El artificio literario frente a la inteligencia artificial
En los últimos meses, el debate sobre el uso de la inteligencia artificial en el ámbito literario se ha intensificado. Se discuten dos cuestiones principales: la capacidad de la IA para reemplazar a los escritores y la apropiación indebida de textos protegidos por derechos de autor. Aunque parecen asuntos distintos, ambos están interconectados, ya que la IA utiliza textos existentes para crear nuevos contenidos.
El aspecto creativo es crucial: ¿qué calidad literaria ofrecen los textos generados por IA? Tras varias pruebas, se han identificado constantes en estos textos, que a menudo utilizan «lenguaje prestado». Este término se refiere a expresiones desgastadas que han perdido su capacidad de emocionar, lo que Isaac B. Singer denominó «carcasas vacías». Curiosamente, esto se asemeja a muchas obras de ficción popular, que recurren a narraciones estandarizadas y estereotipadas.

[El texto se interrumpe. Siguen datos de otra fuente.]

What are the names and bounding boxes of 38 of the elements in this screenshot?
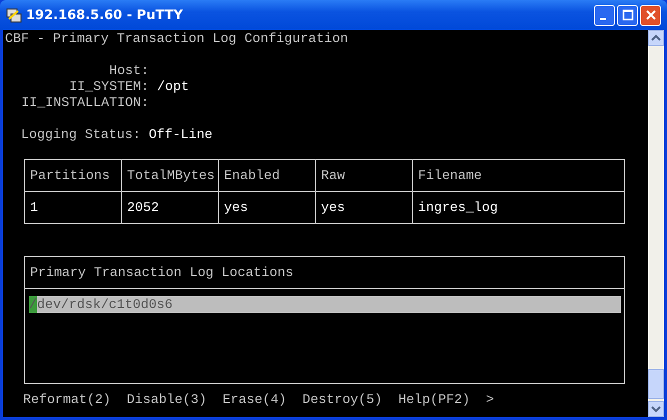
column-header: Raw	[316, 160, 412, 192]
status-value: Off-Line	[148, 127, 213, 142]
column-header: Partitions	[24, 160, 122, 192]
menu-command[interactable]: Reformat(2)	[23, 392, 111, 408]
field-label: Host:	[108, 63, 149, 79]
menu-command[interactable]: Disable(3)	[126, 392, 207, 408]
minimize-button[interactable]	[594, 4, 615, 26]
scroll-down-button[interactable]	[648, 401, 664, 417]
close-button[interactable]	[640, 4, 661, 26]
field-label: II_INSTALLATION:	[20, 95, 149, 111]
scroll-up-button[interactable]	[648, 30, 664, 46]
maximize-button[interactable]	[617, 4, 638, 26]
table-cell: yes	[316, 192, 412, 224]
field-value: /opt	[157, 79, 189, 95]
scrollbar[interactable]	[648, 30, 664, 417]
maximize-icon	[622, 9, 634, 21]
column-header: TotalMBytes	[122, 160, 218, 192]
table-cell: yes	[218, 192, 316, 224]
caret-down-icon	[651, 405, 661, 413]
minimize-icon	[600, 18, 606, 20]
table-cell: 2052	[122, 192, 218, 224]
table-cell: ingres_log	[412, 192, 624, 224]
field-label: II_SYSTEM:	[68, 79, 149, 95]
caret-up-icon	[651, 34, 661, 42]
window-title: 192.168.5.60 - PuTTY	[26, 8, 184, 22]
panel-title: Primary Transaction Log Locations	[25, 257, 624, 289]
menu-command[interactable]: Destroy(5)	[302, 392, 382, 408]
table-cell: 1	[24, 192, 122, 224]
menu-command[interactable]: >	[486, 392, 494, 408]
terminal-icon	[6, 7, 22, 23]
screen-title: CBF - Primary Transaction Log Configuration	[5, 31, 350, 47]
menu-command[interactable]: Help(PF2)	[398, 392, 470, 408]
scrollbar-thumb[interactable]	[648, 369, 664, 399]
column-header: Filename	[412, 160, 624, 192]
column-header: Enabled	[218, 160, 316, 192]
menu-command[interactable]: Erase(4)	[222, 392, 286, 408]
close-icon	[644, 9, 656, 21]
status-label: Logging Status:	[21, 127, 141, 142]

Además, los textos de IA tienden a ser excesivamente sentimentales, llevando las emociones al extremo sin justificación dramática. Esto ocurre cuando se solicita a la IA que genere cartas de amor, pasajes poéticos o mensajes personales, resultando en textos llenos de clichés y carentes de belleza estética.
Paradójicamente, la IA está ayudando a distinguir entre la escritura mecanizada de los bestsellers y otro tipo de escritura más auténtica. La IA, con su falta de oído lírico, produce textos similares a los de la ficción popular, utilizando «carcasas vacías» y fragmentos que cree emocionantes, pero que son meros intentos de complacer a los usuarios.